This post by James Staten is a bit of an ad for some detailed Forrester reports, but in nonetheless offers solid succinct advice about how most organizations should approach a cloud use policy.
It's too late for your policy to say, "The use of cloud services is not allowed," so you need to start from an assumption that it is already happening — and that more of it is happening behind your back than in front of your nose. In fact, any policy that takes a draconianly negative tone probably won't go over very well (it might just be blatantly ignored).

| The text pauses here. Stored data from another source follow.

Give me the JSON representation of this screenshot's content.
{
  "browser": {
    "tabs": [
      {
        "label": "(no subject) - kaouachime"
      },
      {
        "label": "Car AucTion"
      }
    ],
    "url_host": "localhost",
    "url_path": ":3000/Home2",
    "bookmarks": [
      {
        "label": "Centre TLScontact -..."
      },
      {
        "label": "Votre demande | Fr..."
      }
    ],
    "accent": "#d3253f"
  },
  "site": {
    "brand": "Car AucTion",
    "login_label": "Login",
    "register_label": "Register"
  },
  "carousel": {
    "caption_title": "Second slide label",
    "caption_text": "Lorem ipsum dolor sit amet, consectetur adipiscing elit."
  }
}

A better approach is to actually encourage its use — in the right way. Your cloud policy needs to present IT as an assistant to the business in the use of cloud and as an advocate for cloud. This will ensure that IT isn't seen as the internal police that you need to hide your business-driven cloud use from. Because your policy should help bring cloud use into the light where it can be monitored, managed, and made better.

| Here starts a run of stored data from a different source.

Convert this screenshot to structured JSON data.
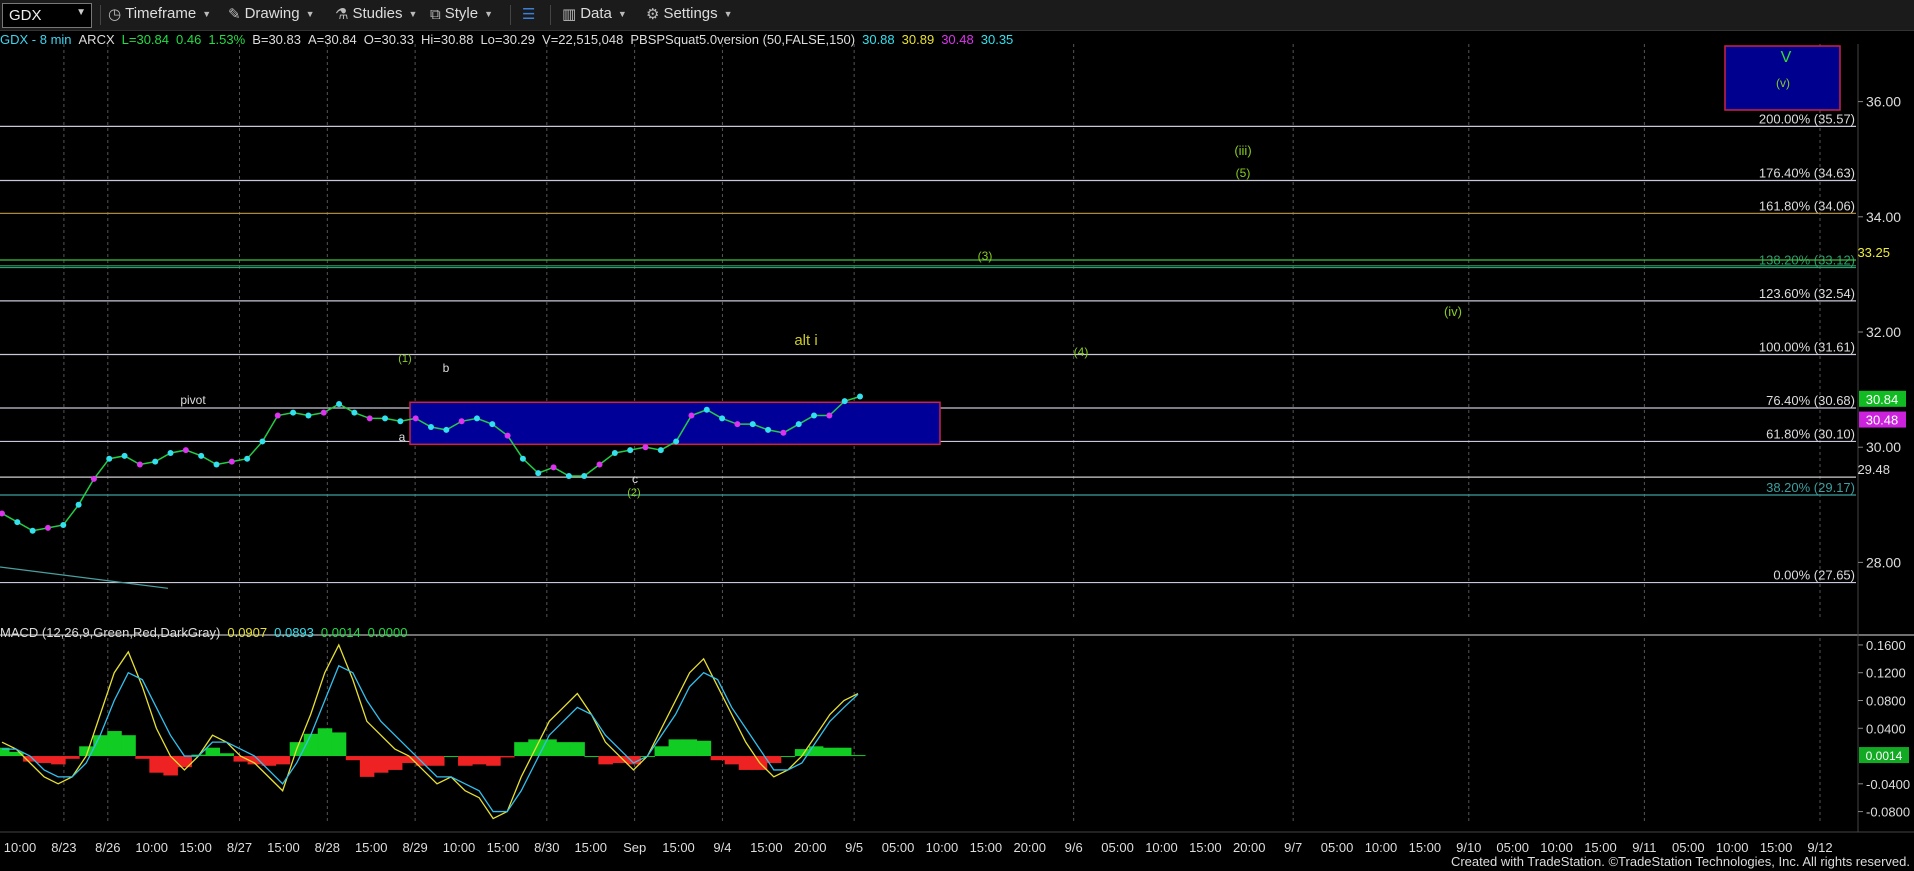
{
  "toolbar": {
    "symbol": "GDX",
    "timeframe_label": "Timeframe",
    "drawing_label": "Drawing",
    "studies_label": "Studies",
    "style_label": "Style",
    "data_label": "Data",
    "settings_label": "Settings"
  },
  "info_bar": {
    "symbol_interval": "GDX - 8 min",
    "exchange": "ARCX",
    "last": "L=30.84",
    "change": "0.46",
    "change_pct": "1.53%",
    "bid": "B=30.83",
    "ask": "A=30.84",
    "open": "O=30.33",
    "high": "Hi=30.88",
    "low": "Lo=30.29",
    "volume": "V=22,515,048",
    "indicator_name": "PBSPSquat5.0version (50,FALSE,150)",
    "ind_v1": "30.88",
    "ind_v2": "30.89",
    "ind_v3": "30.48",
    "ind_v4": "30.35"
  },
  "macd_bar": {
    "label": "MACD (12,26,9,Green,Red,DarkGray)",
    "v1": "0.0907",
    "v2": "0.0893",
    "v3": "0.0014",
    "v4": "0.0000"
  },
  "footer": "Created with TradeStation. ©TradeStation Technologies, Inc. All rights reserved.",
  "colors": {
    "bg": "#000000",
    "grid": "#2a2a2a",
    "fib": "#c8c8d8",
    "price_green": "#22cc44",
    "cyan": "#33e0ee",
    "magenta": "#dd33ee",
    "box_fill": "#000099",
    "box_border": "#cc2244",
    "wave_green": "#88cc22",
    "alt_yellow": "#cccc22",
    "macd_pos": "#11cc22",
    "macd_neg": "#ee2222"
  },
  "chart_data": [
    {
      "type": "line",
      "panel": "price",
      "y_axis_ticks": [
        "36.00",
        "34.00",
        "32.00",
        "30.00",
        "28.00"
      ],
      "ylim": [
        27.0,
        37.0
      ],
      "x_tick_labels": [
        "10:00",
        "8/23",
        "8/26",
        "10:00",
        "15:00",
        "8/27",
        "15:00",
        "8/28",
        "15:00",
        "8/29",
        "10:00",
        "15:00",
        "8/30",
        "15:00",
        "Sep",
        "15:00",
        "9/4",
        "15:00",
        "20:00",
        "9/5",
        "05:00",
        "10:00",
        "15:00",
        "20:00",
        "9/6",
        "05:00",
        "10:00",
        "15:00",
        "20:00",
        "9/7",
        "05:00",
        "10:00",
        "15:00",
        "9/10",
        "05:00",
        "10:00",
        "15:00",
        "9/11",
        "05:00",
        "10:00",
        "15:00",
        "9/12"
      ],
      "fib_levels": [
        {
          "label": "200.00% (35.57)",
          "value": 35.57
        },
        {
          "label": "176.40% (34.63)",
          "value": 34.63
        },
        {
          "label": "161.80% (34.06)",
          "value": 34.06
        },
        {
          "label": "138.20% (33.12)",
          "value": 33.12
        },
        {
          "label": "123.60% (32.54)",
          "value": 32.54
        },
        {
          "label": "100.00% (31.61)",
          "value": 31.61
        },
        {
          "label": "76.40% (30.68)",
          "value": 30.68
        },
        {
          "label": "61.80% (30.10)",
          "value": 30.1
        },
        {
          "label": "38.20% (29.17)",
          "value": 29.17
        },
        {
          "label": "0.00% (27.65)",
          "value": 27.65
        }
      ],
      "other_levels": [
        {
          "label": "33.25",
          "value": 33.25
        },
        {
          "label": "29.48",
          "value": 29.48
        }
      ],
      "price_tags": [
        {
          "label": "30.84",
          "value": 30.84,
          "color": "#11bb22"
        },
        {
          "label": "30.48",
          "value": 30.48,
          "color": "#cc22dd"
        }
      ],
      "wave_labels": [
        {
          "text": "V",
          "color": "#33dd33"
        },
        {
          "text": "(v)",
          "color": "#88cc22"
        },
        {
          "text": "(iii)",
          "color": "#88cc22"
        },
        {
          "text": "(5)",
          "color": "#88cc22"
        },
        {
          "text": "(3)",
          "color": "#88cc22"
        },
        {
          "text": "(iv)",
          "color": "#88cc22"
        },
        {
          "text": "(4)",
          "color": "#88cc22"
        },
        {
          "text": "alt i",
          "color": "#cccc22"
        },
        {
          "text": "(1)",
          "color": "#88cc22"
        },
        {
          "text": "b",
          "color": "#dddddd"
        },
        {
          "text": "pivot",
          "color": "#dddddd"
        },
        {
          "text": "a",
          "color": "#dddddd"
        },
        {
          "text": "c",
          "color": "#dddddd"
        },
        {
          "text": "(2)",
          "color": "#88cc22"
        }
      ],
      "series": [
        {
          "name": "GDX",
          "values": [
            28.85,
            28.7,
            28.55,
            28.6,
            28.65,
            29.0,
            29.45,
            29.8,
            29.85,
            29.7,
            29.75,
            29.9,
            29.95,
            29.85,
            29.7,
            29.75,
            29.8,
            30.1,
            30.55,
            30.6,
            30.55,
            30.6,
            30.75,
            30.6,
            30.5,
            30.5,
            30.45,
            30.5,
            30.35,
            30.3,
            30.45,
            30.5,
            30.4,
            30.2,
            29.8,
            29.55,
            29.65,
            29.5,
            29.5,
            29.7,
            29.9,
            29.95,
            30.0,
            29.95,
            30.1,
            30.55,
            30.65,
            30.5,
            30.4,
            30.4,
            30.3,
            30.25,
            30.4,
            30.55,
            30.55,
            30.8,
            30.88
          ]
        }
      ]
    },
    {
      "type": "bar",
      "panel": "macd",
      "y_axis_ticks": [
        "0.1600",
        "0.1200",
        "0.0800",
        "0.0400",
        "0.0014",
        "-0.0400",
        "-0.0800"
      ],
      "ylim": [
        -0.095,
        0.17
      ],
      "series": [
        {
          "name": "MACD",
          "values": [
            0.02,
            0.01,
            -0.01,
            -0.03,
            -0.04,
            -0.03,
            0.0,
            0.06,
            0.12,
            0.15,
            0.1,
            0.04,
            0.0,
            -0.02,
            0.0,
            0.03,
            0.02,
            0.0,
            -0.01,
            -0.03,
            -0.05,
            0.01,
            0.06,
            0.12,
            0.16,
            0.11,
            0.05,
            0.03,
            0.01,
            0.0,
            -0.02,
            -0.04,
            -0.03,
            -0.05,
            -0.06,
            -0.09,
            -0.08,
            -0.03,
            0.01,
            0.05,
            0.07,
            0.09,
            0.06,
            0.02,
            0.0,
            -0.02,
            0.0,
            0.04,
            0.08,
            0.12,
            0.14,
            0.1,
            0.06,
            0.02,
            -0.01,
            -0.03,
            -0.02,
            0.0,
            0.03,
            0.06,
            0.08,
            0.09
          ]
        },
        {
          "name": "Signal",
          "values": [
            0.01,
            0.01,
            0.0,
            -0.02,
            -0.03,
            -0.03,
            -0.01,
            0.03,
            0.08,
            0.12,
            0.11,
            0.07,
            0.03,
            0.0,
            0.0,
            0.02,
            0.02,
            0.01,
            0.0,
            -0.02,
            -0.04,
            -0.01,
            0.03,
            0.08,
            0.13,
            0.12,
            0.08,
            0.05,
            0.03,
            0.01,
            -0.01,
            -0.03,
            -0.03,
            -0.04,
            -0.05,
            -0.08,
            -0.08,
            -0.05,
            -0.01,
            0.03,
            0.05,
            0.07,
            0.06,
            0.03,
            0.01,
            -0.01,
            0.0,
            0.03,
            0.06,
            0.1,
            0.12,
            0.11,
            0.07,
            0.04,
            0.01,
            -0.02,
            -0.02,
            -0.01,
            0.02,
            0.05,
            0.07,
            0.089
          ]
        },
        {
          "name": "Hist",
          "values": [
            0.012,
            0.006,
            -0.008,
            -0.01,
            -0.012,
            -0.004,
            0.014,
            0.03,
            0.036,
            0.03,
            -0.004,
            -0.024,
            -0.028,
            -0.016,
            0.002,
            0.012,
            0.004,
            -0.008,
            -0.012,
            -0.014,
            -0.012,
            0.02,
            0.032,
            0.04,
            0.034,
            -0.006,
            -0.03,
            -0.024,
            -0.02,
            -0.01,
            -0.014,
            -0.014,
            0.0,
            -0.014,
            -0.012,
            -0.014,
            -0.002,
            0.02,
            0.024,
            0.024,
            0.02,
            0.02,
            0.0,
            -0.012,
            -0.01,
            -0.012,
            0.0,
            0.014,
            0.024,
            0.024,
            0.022,
            -0.006,
            -0.012,
            -0.02,
            -0.02,
            -0.01,
            0.0,
            0.01,
            0.014,
            0.012,
            0.012,
            0.0014
          ]
        }
      ]
    }
  ]
}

As Red Hat's CIO Lee Congdon put it in a webinar I did with him back in March: "Moving to cloud? Your business may have already beaten you to it." with "websites, social media presence, customer service, and CRM."
The situation is similar to (and, in many respects, related to) Bring-Your-Own-Device. When I write about BYOD, I invariably get comments to the effect that it's a passing fad waiting for a disaster to strike and for IT to subsequently clamp down. This reader's response is fairly typical of such an attitude:
Eventually when many of the younger crowd starts to understand why they can't find work, they will realize that employers call the shots. The BOYD trend was started by a small group of people who thought their devices manufacturer (I'll give you 3 guesses who the manufacture was, and the first two don't count) is so superior to other devices that they refused to work on anything else. I would happily wish those people well finding employment elsewhere and call for the next interviewee.

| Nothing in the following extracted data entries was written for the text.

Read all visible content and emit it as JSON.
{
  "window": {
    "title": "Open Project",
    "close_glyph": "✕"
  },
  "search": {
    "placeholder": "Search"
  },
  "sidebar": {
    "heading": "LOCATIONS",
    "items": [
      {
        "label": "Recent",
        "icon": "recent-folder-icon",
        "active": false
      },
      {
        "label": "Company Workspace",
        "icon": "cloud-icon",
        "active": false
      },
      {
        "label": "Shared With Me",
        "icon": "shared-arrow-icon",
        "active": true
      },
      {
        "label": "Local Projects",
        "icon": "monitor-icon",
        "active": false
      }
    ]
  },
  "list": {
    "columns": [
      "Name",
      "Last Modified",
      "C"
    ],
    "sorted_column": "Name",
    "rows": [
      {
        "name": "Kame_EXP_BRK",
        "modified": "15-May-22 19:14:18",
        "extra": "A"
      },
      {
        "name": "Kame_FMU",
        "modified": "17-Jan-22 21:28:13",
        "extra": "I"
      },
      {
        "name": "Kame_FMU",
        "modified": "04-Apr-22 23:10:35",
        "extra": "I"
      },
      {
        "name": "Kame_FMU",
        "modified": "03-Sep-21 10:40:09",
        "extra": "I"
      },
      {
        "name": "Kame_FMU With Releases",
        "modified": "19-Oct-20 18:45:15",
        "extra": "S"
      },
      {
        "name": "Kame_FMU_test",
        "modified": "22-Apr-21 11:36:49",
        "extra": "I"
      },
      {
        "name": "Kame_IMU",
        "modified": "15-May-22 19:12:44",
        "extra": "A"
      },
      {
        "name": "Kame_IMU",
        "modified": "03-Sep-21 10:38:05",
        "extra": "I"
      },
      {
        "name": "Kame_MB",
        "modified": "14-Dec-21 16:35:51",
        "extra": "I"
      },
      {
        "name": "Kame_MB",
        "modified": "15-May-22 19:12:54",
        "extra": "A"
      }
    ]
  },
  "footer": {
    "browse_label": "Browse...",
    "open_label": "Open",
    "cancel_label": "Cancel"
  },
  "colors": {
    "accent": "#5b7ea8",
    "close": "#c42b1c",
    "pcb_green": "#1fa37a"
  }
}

As Staten correctly notes, in most environments trying to roll back the clock will merely drive usage underground and beyond the ken of IT governance and policy--to say nothing of cutting off IT and line of business users from the genuine benefits of public cloud services.
The reality of cloud usage (in its various forms) is one reason why many users with whom I speak are intensely interested in topics such as hybrid clouds and application/portability. They realize that cloud is happening and they don't want to stop it. But they do want to bring it under an integrated management and policy framework that empowers users while protecting the company.
And this is why at Red Hat, everything we're doing in cloud from Red Hat CloudForms, to OpenShift to OpenStack to our Certified Cloud Provider Program is built around the twin concepts of open and hybrid.